The two story brick building was enlarged in 1921, 1923, 1925, 1934 and 1957. In 1925, Classen opened its doors to high school students and changed its name to Classen High School. Due to declining enrollment, Classen High School closed in 1985 and the building became a 5th-year center. In 1994, the Classen School of Advanced Studies opened with an enrollment size of 647, covering grades 6-10. Its first graduating class was graduated in May 1997.

===Northeast High School===
Northeast High School was a public high school in Oklahoma City, Oklahoma. It was merged with and subsumed into Classen School of Advanced Studies which took over its building. The school's student body was predominantly African American.

==Extracurricular activities==
Classen SAS fields teams in OSSAA-sanctioned competition in basketball, baseball, football, softball, golf, dance team, cross country, soccer, tennis and volleyball, and track.

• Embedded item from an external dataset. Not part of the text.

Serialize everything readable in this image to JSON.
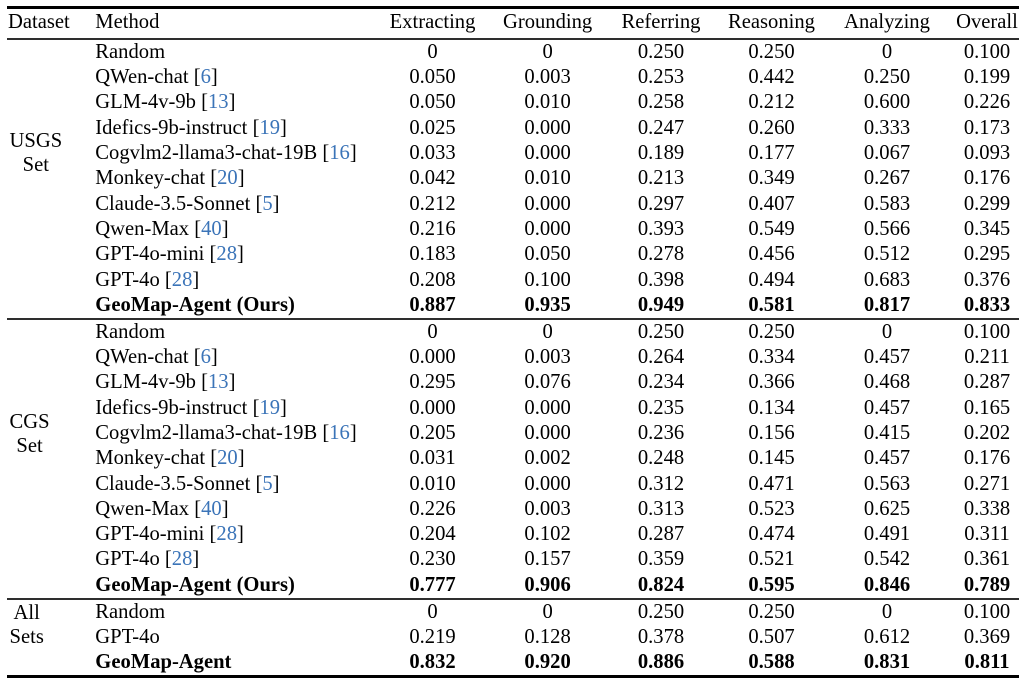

Clubs and organizations at the school include: Ambassador Corp, Asian Club, Builders Club, Black Student Union, Cheerleaders, Earth Club, French Club, German American Partnership Program (GAPP), German Club, Key Club, Latino Club, Mu Alpha Theta, National Art Honor Society, National Honor Society, Modern Music Masters (Tri-M Music Honors Society), Native American Club, Orchestra, Pep Band, Science Club, Spanish Club, Student Council, Thespian Society, Visual Arts Club, UFO, Young Democrats, Latin Club, Classen Choral Society, Comets Demand Action (safety group), Band Boosters (band council), Gender-Sexuality Alliance, Fireballs (pep club), Mock Trial, Bike Club, Culinary, E Sports, Girl Up, Club Med, and Young Libertarian.

==Notable alumni==

===Classen High School===

- Jim Barnett, professional wrestling promoter
- Jerrie Cobb, aircraft pilot and member of the Mercury 13.
- Wayne Coyne, guitarist, lead singer, and songwriter of rock band The Flaming Lips
- Admiral William J. Crowe, Chairman of the Joint Chiefs of Staff, 1985–1989.
- Jimmy Edwards, professional football player
- Edith Kinney Gaylord, journalist, founder of Inasmuch Foundation and Ethics and Excellence in Journalism Foundation.
- David Hall, former governor of Oklahoma
- Van Heflin, actor
- Henry Iba, prolific former basketball coach, and coach at Classen High School and later at Oklahoma State University
- Patience Latting, first woman to serve as Mayor of Oklahoma City, first female mayor of a major American city.
- Jack McCracken, amateur basketball player, 1962 Naismith Memorial Basketball Hall of Fame inductee, 6x AAU All-American, 3x AAU Champion with the Denver Nuggets, named greatest AAU player of all time in 1939
- Cleta Mitchell, conservative lawyer, former Democratic legislator.
- James H. Norick, former mayor of Oklahoma City
- Dale Robertson, movie and television actor
- Claude Weaver III, World War II aceA
- Mareta West, the first female astrogeologist and chose the site of the Apollo 11 lunar landing.